Dès que le son du cor retentit à trois reprises, les combattants s’immobilisèrent : Sian, son immense armée, les Elfes restants, Kaël et Lily. La bataille était enfin terminée.
Mais soudain, contre toute attente, le Maître des Âmes leva les bras vers le ciel avec lenteur et majesté. Tout le monde se regardait, ne sachant pas très bien ce qu’il devait faire, tandis qu’un silence pesant envahissait la Plaine. On n’entendait que le sifflement du vent.
Puis, de sa voix rauque et tonitruante — jusqu’à faire vibrer le sol et le coeur des vivants — Sian hurla :
— ACHEVEZ-LES TOUS, JUSQU’AU DERNIER ! MAINTENANT !
De toute évidence, il rompait délibérément le Pacte du Temps tenu depuis plus de mille ans entre les Elfes et les Ombres. Il ordonnait de combattre le camp adverse au-delà du Crépuscule, la nuit tombée, alors que les Elfes ne pouvaient plus pratiquer l’Héliogie et que les Ombres devenaient plus puissants que jamais.
Alors que les survivants battaient en retraite, économisant le peu de force qu’il leur restait pour défendre l’Ambre et la capitale, Lily et Kaël grimpèrent hâtivement sur un Vulci. L’instant d’après, la créature prit de l’élan et bondit vers le ciel, déployant ses ailes majestueuses. Ils n’avaient plus le choix à présent, ils devaient fuir au plus vite. Ils étaient les seuls à pouvoir mettre fin à cette hécatombe.
L’unique solution était le passé.
Les deux amis étaient haut dans le ciel maintenant. Ils survolèrent d’abord le champ de bataille, puis se dirigèrent vers le Bois de l’Aurore. Ils assistaient, impuissants, à la course effrénée des Ombres à travers les arbres, poursuivant les derniers ennemis et fonçant vers Aurora. Ils étaient bien trop nombreux. Lily et Kaël ne pouvaient absolument rien faire, d’autant plus que la nuit était tombée et qu’il leur était impossible de pratiquer l’Héliogie.

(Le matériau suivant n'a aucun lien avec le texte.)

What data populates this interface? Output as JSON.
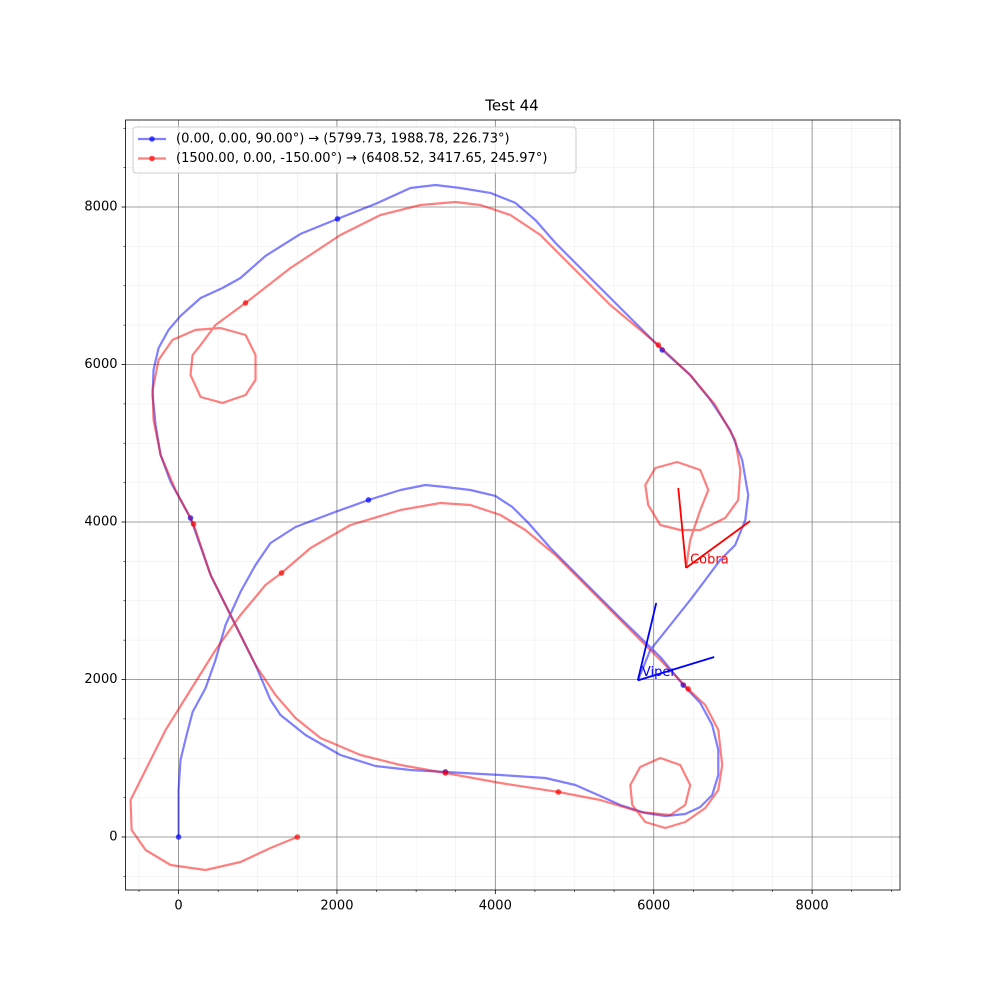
{
  "chart_data": {
    "type": "line",
    "title": "Test 44",
    "xlim": [
      -670,
      9110
    ],
    "ylim": [
      -673,
      9105
    ],
    "xticks": [
      0,
      2000,
      4000,
      6000,
      8000
    ],
    "yticks": [
      0,
      2000,
      4000,
      6000,
      8000
    ],
    "xticks_minor": [
      -500,
      500,
      1000,
      1500,
      2500,
      3000,
      3500,
      4500,
      5000,
      5500,
      6500,
      7000,
      7500,
      8500,
      9000
    ],
    "yticks_minor": [
      -500,
      500,
      1000,
      1500,
      2500,
      3000,
      3500,
      4500,
      5000,
      5500,
      6500,
      7000,
      7500,
      8500,
      9000
    ],
    "grid": true,
    "legend": "upper left",
    "alpha": 0.5,
    "series": [
      {
        "name": "(0.00, 0.00, 90.00°) → (5799.73, 1988.78, 226.73°)",
        "color": "blue",
        "x": [
          0,
          0,
          25,
          101,
          177,
          341,
          467,
          593,
          782,
          972,
          1161,
          1477,
          1981,
          2398,
          2802,
          3117,
          3370,
          3685,
          4001,
          4215,
          4417,
          4695,
          5073,
          5578,
          6083,
          6373,
          6588,
          6739,
          6815,
          6815,
          6739,
          6588,
          6398,
          6146,
          5894,
          5578,
          5326,
          5010,
          4631,
          4064,
          3370,
          2928,
          2486,
          2044,
          1603,
          1287,
          1161,
          972,
          782,
          593,
          404,
          151,
          -101,
          -227,
          -290,
          -328,
          -316,
          -252,
          -126,
          25,
          278,
          555,
          782,
          1098,
          1540,
          2007,
          2486,
          2928,
          3243,
          3559,
          3937,
          4253,
          4505,
          4758,
          5136,
          5641,
          6108,
          6461,
          6714,
          6966,
          7118,
          7193,
          7156,
          7029,
          6840,
          6651,
          6461,
          6209,
          5957,
          5799.73
        ],
        "y": [
          0,
          597,
          978,
          1295,
          1588,
          1892,
          2248,
          2692,
          3112,
          3454,
          3734,
          3937,
          4128,
          4280,
          4407,
          4470,
          4445,
          4407,
          4331,
          4191,
          3988,
          3670,
          3289,
          2781,
          2286,
          1930,
          1702,
          1422,
          1105,
          787,
          533,
          381,
          292,
          267,
          305,
          406,
          521,
          660,
          749,
          787,
          826,
          851,
          902,
          1041,
          1295,
          1549,
          1740,
          2184,
          2565,
          2946,
          3327,
          4051,
          4509,
          4851,
          5232,
          5613,
          5931,
          6210,
          6439,
          6617,
          6845,
          6972,
          7099,
          7379,
          7658,
          7849,
          8039,
          8242,
          8280,
          8242,
          8179,
          8052,
          7836,
          7544,
          7163,
          6655,
          6185,
          5867,
          5550,
          5169,
          4788,
          4343,
          4026,
          3708,
          3518,
          3264,
          3010,
          2692,
          2375,
          1988.78
        ],
        "markers": {
          "x": [
            0,
            2398,
            6373,
            3370,
            151,
            2007,
            6108
          ],
          "y": [
            0,
            4280,
            1930,
            826,
            4051,
            7849,
            6185
          ]
        }
      },
      {
        "name": "(1500.00, 0.00, -150.00°) → (6408.52, 3417.65, 245.97°)",
        "color": "red",
        "x": [
          1500,
          1161,
          782,
          341,
          -101,
          -416,
          -593,
          -606,
          -416,
          -164,
          151,
          467,
          782,
          1098,
          1300,
          1666,
          2171,
          2802,
          3306,
          3685,
          4064,
          4379,
          4758,
          5200,
          5704,
          6083,
          6436,
          6651,
          6815,
          6865,
          6815,
          6651,
          6398,
          6146,
          5894,
          5729,
          5704,
          5830,
          6083,
          6335,
          6461,
          6398,
          6209,
          5830,
          5326,
          4796,
          4064,
          3370,
          2802,
          2297,
          1792,
          1477,
          1224,
          972,
          782,
          593,
          404,
          189,
          -38,
          -227,
          -316,
          -328,
          -252,
          -76,
          215,
          530,
          846,
          972,
          972,
          846,
          555,
          278,
          151,
          177,
          278,
          467,
          846,
          1413,
          2044,
          2549,
          3054,
          3496,
          3811,
          4190,
          4569,
          4947,
          5452,
          6058,
          6461,
          6777,
          7029,
          7093,
          7067,
          6903,
          6588,
          6335,
          6083,
          5931,
          5894,
          6020,
          6297,
          6588,
          6689,
          6588,
          6461,
          6408.52
        ],
        "y": [
          0,
          -140,
          -318,
          -419,
          -356,
          -165,
          89,
          470,
          851,
          1359,
          1867,
          2375,
          2819,
          3200,
          3353,
          3670,
          3962,
          4153,
          4242,
          4216,
          4089,
          3899,
          3581,
          3137,
          2629,
          2248,
          1880,
          1676,
          1359,
          914,
          597,
          368,
          191,
          114,
          191,
          406,
          660,
          889,
          1003,
          914,
          660,
          406,
          279,
          318,
          470,
          572,
          686,
          813,
          914,
          1041,
          1257,
          1511,
          1803,
          2184,
          2565,
          2946,
          3327,
          3975,
          4407,
          4851,
          5296,
          5677,
          6058,
          6312,
          6439,
          6464,
          6375,
          6121,
          5804,
          5613,
          5512,
          5588,
          5867,
          6121,
          6248,
          6502,
          6782,
          7226,
          7645,
          7899,
          8026,
          8064,
          8026,
          7899,
          7645,
          7264,
          6756,
          6248,
          5867,
          5486,
          5042,
          4661,
          4280,
          4051,
          3899,
          3899,
          3962,
          4216,
          4470,
          4686,
          4762,
          4661,
          4407,
          4153,
          3772,
          3417.65
        ],
        "markers": {
          "x": [
            1500,
            1300,
            189,
            846,
            6058,
            6436,
            4796,
            3370
          ],
          "y": [
            0,
            3353,
            3975,
            6782,
            6248,
            1880,
            572,
            813
          ]
        }
      }
    ],
    "annotations": [
      {
        "text": "Viper",
        "color": "blue",
        "x": 5799.73,
        "y": 1988.78,
        "lines": [
          [
            6032,
            2972
          ],
          [
            6764,
            2286
          ]
        ]
      },
      {
        "text": "Cobra",
        "color": "red",
        "x": 6408.52,
        "y": 3417.65,
        "lines": [
          [
            6310,
            4432
          ],
          [
            7218,
            4013
          ]
        ]
      }
    ]
  }
}
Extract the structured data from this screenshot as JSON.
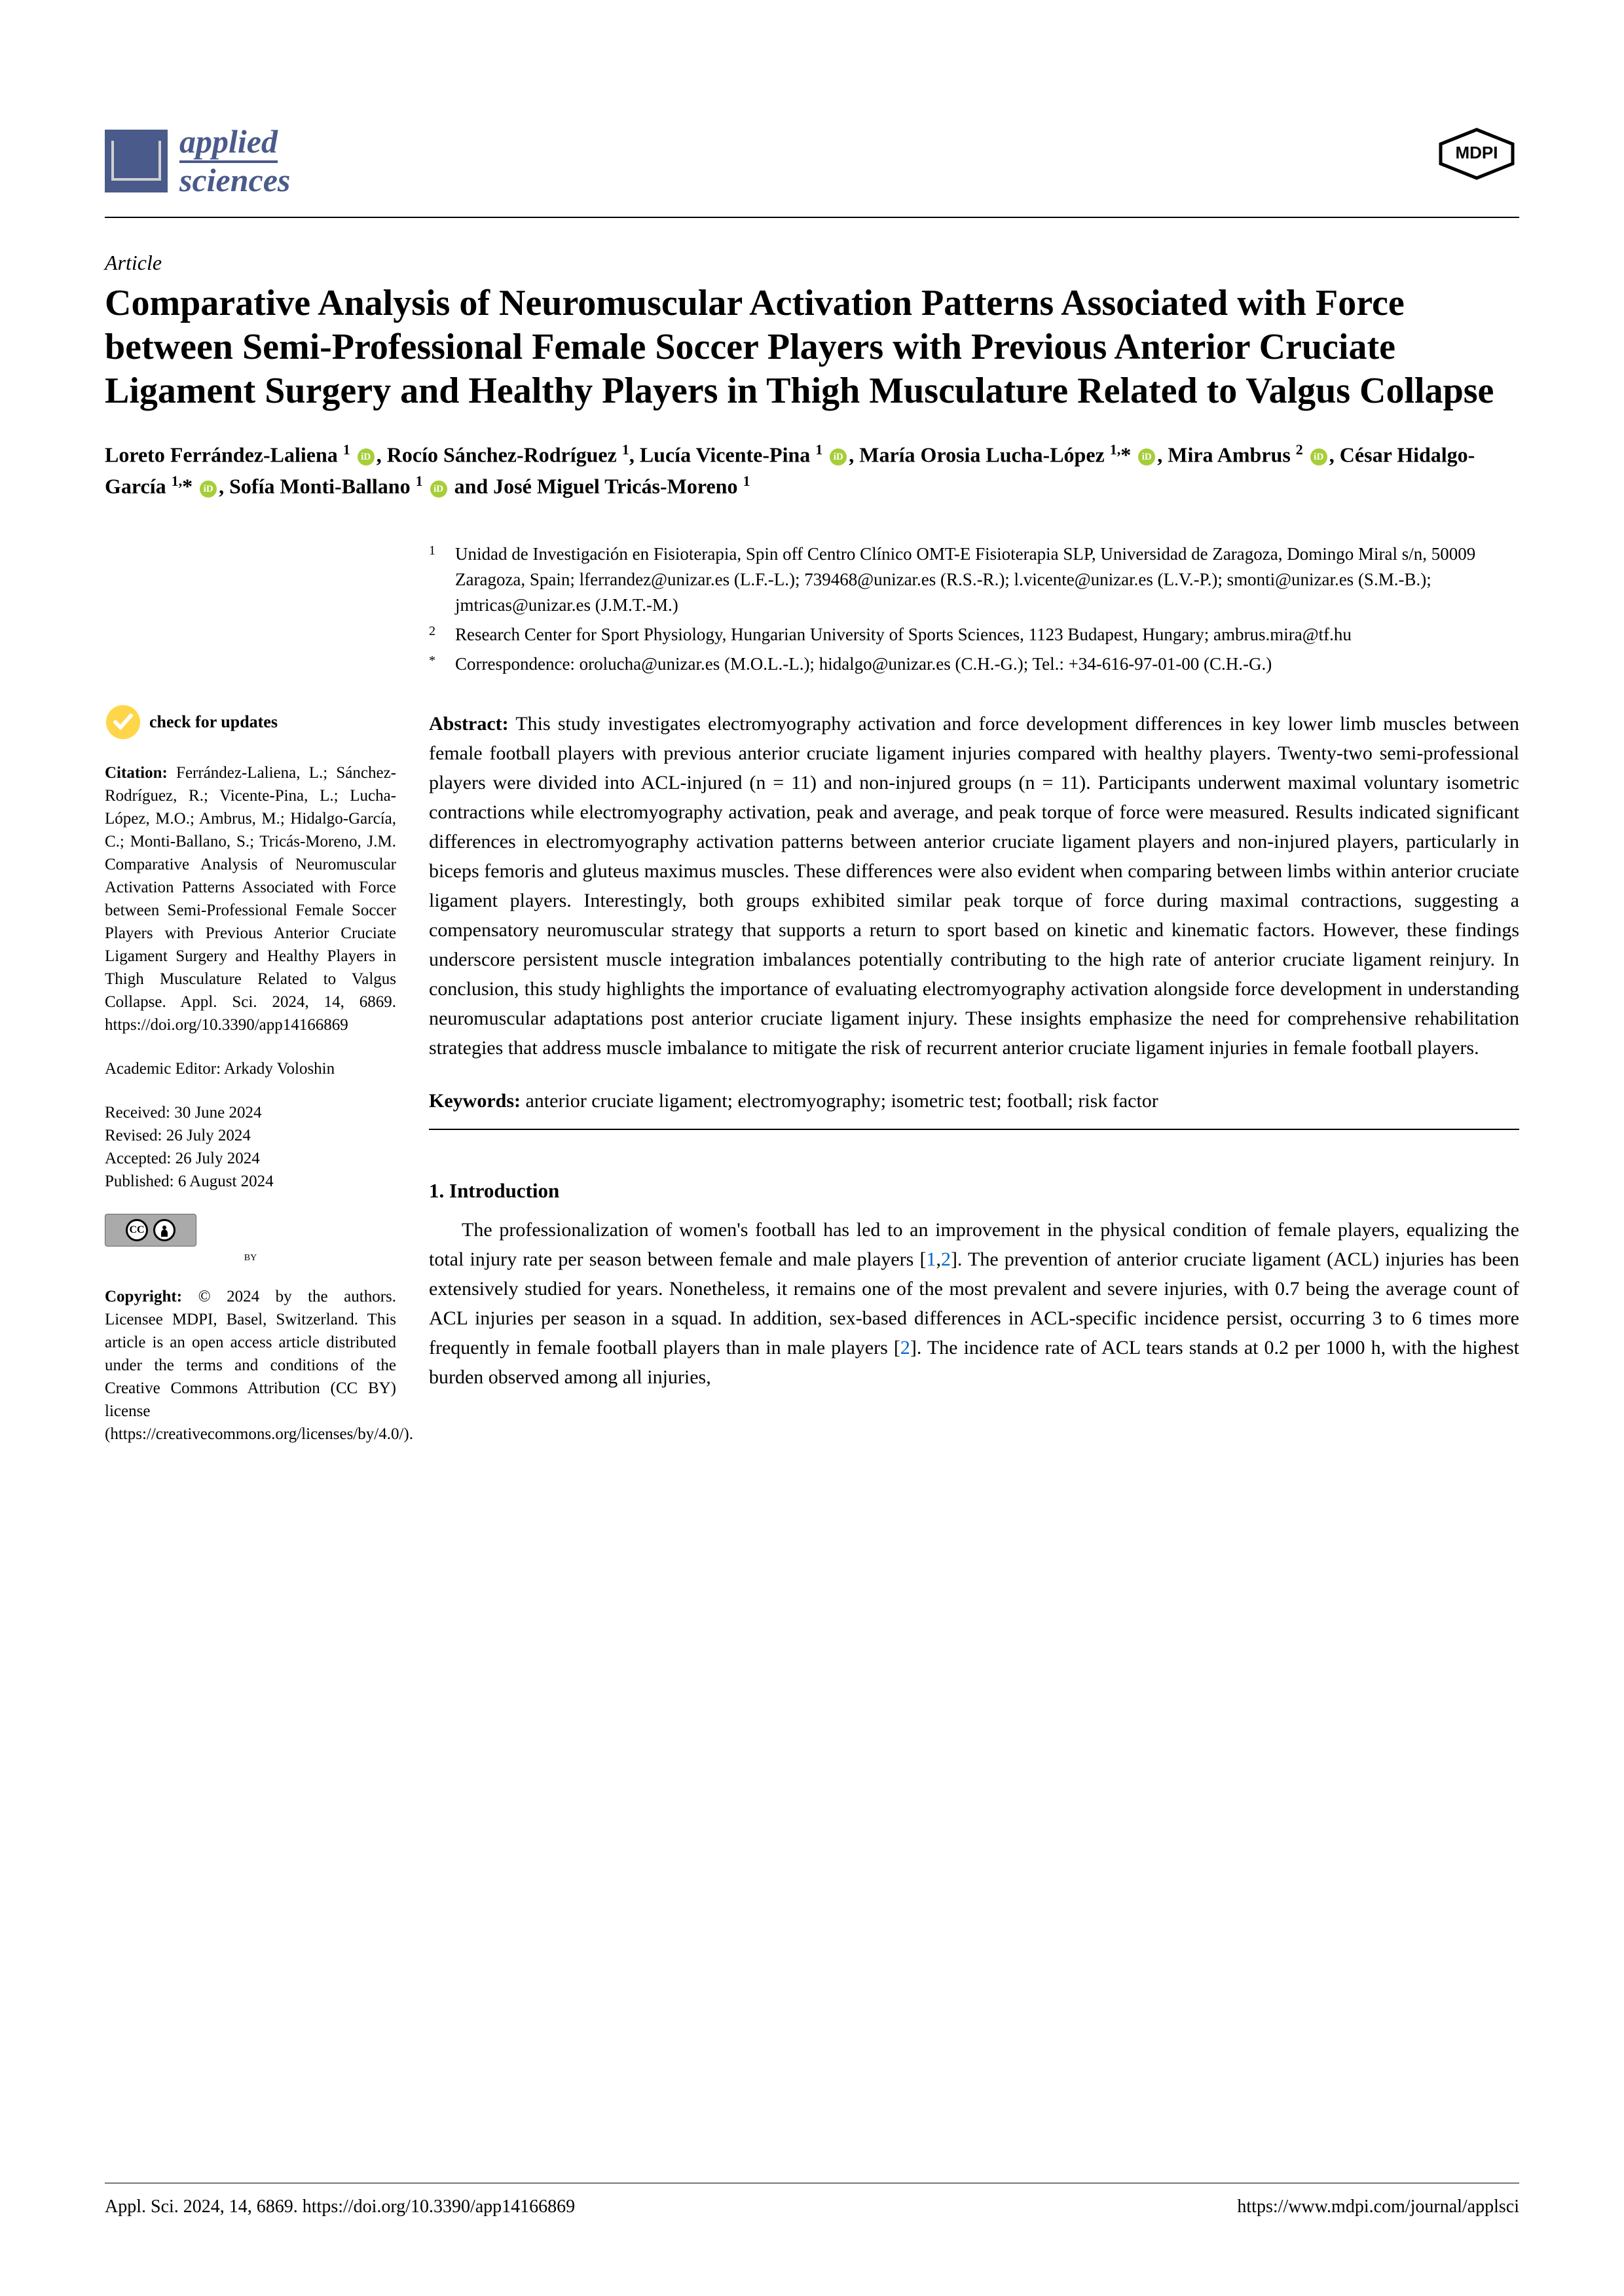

Trente minutes plus tard, ils se trouvaient à une centaine de mètres au-dessus de la capitale des Elfes. La cité était envahie d’Ombres et de Géants qui saccageaient les demeures, la Tour Royale et l’Institut Elfique d’Héliogie. Sian s’était aussitôt dirigé vers les cavernes. Là où se trouvaient les vieux Humains, les enfants mais surtout : l’Ambre. Il ne lui restait plus qu’à la détruire en milliers de fragments pour permettre à chaque membre de son armée de voyager sur la Terre et de pratiquer l’Héliogie à la lumière du jour. Ils étaient tous là, prêts à envahir sa planète natale — celle de Sian aussi. Pourquoi voulait-il la saccager ? Son propre monde ? Là où il avait vu le jour ? Haïssait-il tant les Terriens pour vouloir leur mort ? Était-ce de la vengeance ? Mais pourquoi ?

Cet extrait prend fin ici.